In many (most) experiments, you can not easily use the poisson triangle to get sigma, σ. Thus, for example, if you want to see if 8th graders are taller than 7th graders, you might measure the height of people in both classes and take an average of all the heights  but you might wonder what sigma is so you can tell if the difference is significant, or just random variation. The classic mathematical approach is to calculate sigma as the square root of the average of the square of the difference of the data from the average. Thus if the average is <h> = ∑h/N where h is the height of a student and N is the number of students, we can say that σ = √ (∑ (<h> – h)2/N). This formula is found in most books. Significance is either specified as 2 sigma, or some close variation. As convenient as this is, my preference is for this graphical version. It also show if the data is normal — an important consideration.

If you find the data is not normal, you may decide to break the data into sub-groups. E.g. if you look at heights of 7th and 8th graders and you find a lack of normal distribution, you may find you’re better off looking at the heights of the girls and boys separately. You can then compare those two subgroups to see if, perhaps, only the boys are still growing, or only the girls. One should not pick a hypothesis and then test it but collect the data first and let the data determine the analysis. This was the method of Sherlock Homes — a very worthwhile read.

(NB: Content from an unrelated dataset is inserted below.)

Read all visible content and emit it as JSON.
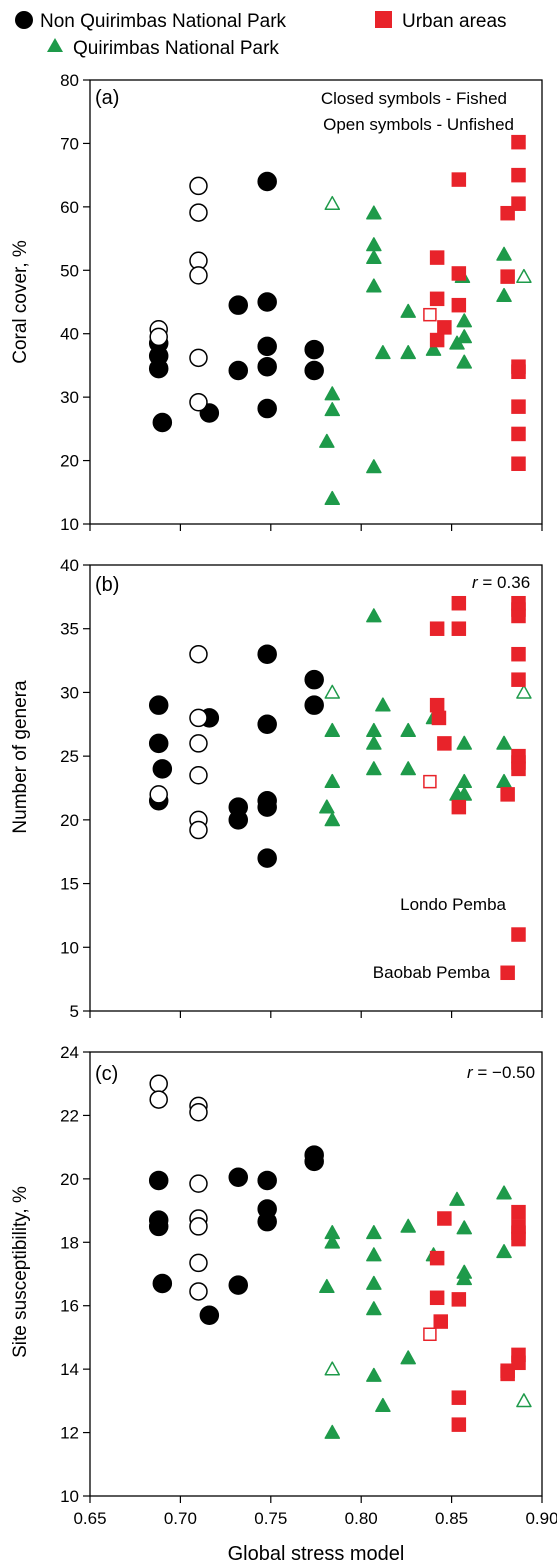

Another good trick for statistics is to use a linear regression, If you are trying to show that music helps to improve concentration, try to see if more music improves it more, You want to find a linear relationship, or at lest a plausible curve relationship. Generally there is a relationship if (y – <y>)/(x-<x>) is 0.9 or so. A discredited study where the author did not use regressions, but should have, and did not report sub-groups, but should have, involved cancer and genetically modified foods. The author found cancer increased with one sub-group, and publicized that finding, but didn’t mention that cancer didn’t increase in nearby sub-groups of different doses, and decreased in a nearby sub-group. By not including the subgroups, and not doing a regression, the author mislead people for 2 years– perhaps out of a misguided attempt to help. Don’t do that.

Dr. Robert E. Buxbaum, June 5-7, 2015. Lack of trust in statistics, or of understanding of statistical formulas should not be taken as a sign of stupidity, or a symptom of ADHD. A fine book on the misuse of statistics and its pitfalls is called “How to Lie with Statistics.” Most of the examples come from advertising.